This Article is From Mar 27, 2014

India abstains from vote on Sri Lanka war crimes in Geneva

India abstains from vote on Sri Lanka war crimes in Geneva

A man holds a sign during a demonstration at the UN's European headquarters in Geneva. (File photo)

Geneva: India has abstained from the vote at the United Nations session in Geneva which calls for an international investigation into alleged war crimes in the final stage of the island's civil war which ended in 2009.

The Indian envoy speaking to the council before the vote said that India felt the resolution showed "an intrusive approach that undermines national sovereignty." Sri Lankan is being accused of failing to implement adequate reconciliation measures and investigate allegations of war crimes after the end of a three-decade civil war.

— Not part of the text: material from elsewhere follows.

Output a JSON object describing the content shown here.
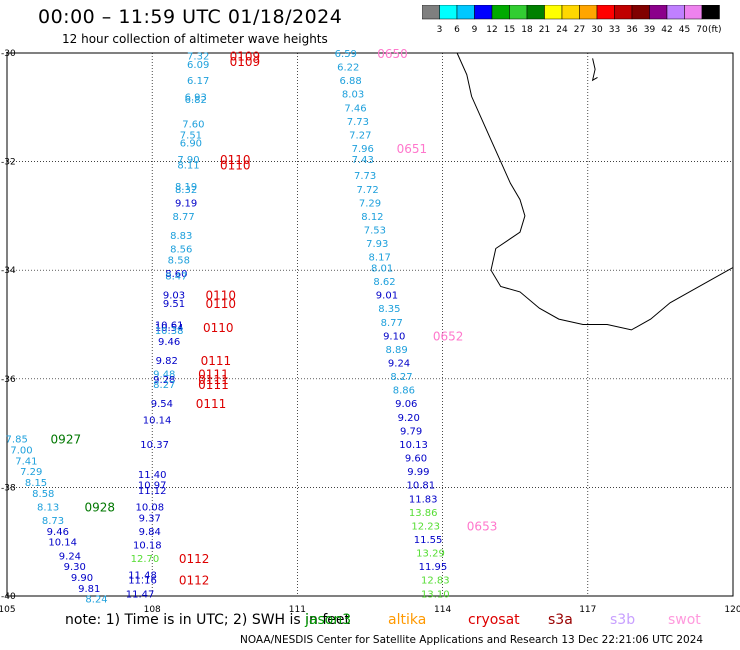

Speaking to NDTV, the Indian envoy Dilip Sinha said India does not support the operative para 10 OF the resolution which asks for an international inquiry but encourages Sri Lanka to implement the recommendations of an internal inquiry's report and findings.

The resolution adopted today was rejected by Colombo.

The UN resolution, which is the third consecutive one faced by Sri Lanka, is led by the US. The issue of whether and to what extent Tamils in Sri Lanka were persecuted by the Sinhalese majority is an emotive one in Tamil Nadu. Last year, the Prime Minister lost the DMK, a crucial member of his minority government, which said New Delhi had failed to take a strong stand against Sri Lanka. (DMK quits UPA over Sri Lanka)

With the national election due in weeks, the Congress-led government has been evaluating the potential consequences of abstaining from the vote in Geneva.

After a quarter-century of fighting, the government crushed the Tamil Tiger rebels who said they faced discrimination from the Sinhalese majority. A UN report found that as many as 40,000 people may have been killed in the final phase of the civil war, but the government disputes that figure.

The Sri Lankan government has stressed that it was "grossly unfair" to investigate only the last phase of the war and constantly called for a comprehensive investigation during the whole three decades of war if an international inquiry was to be conducted.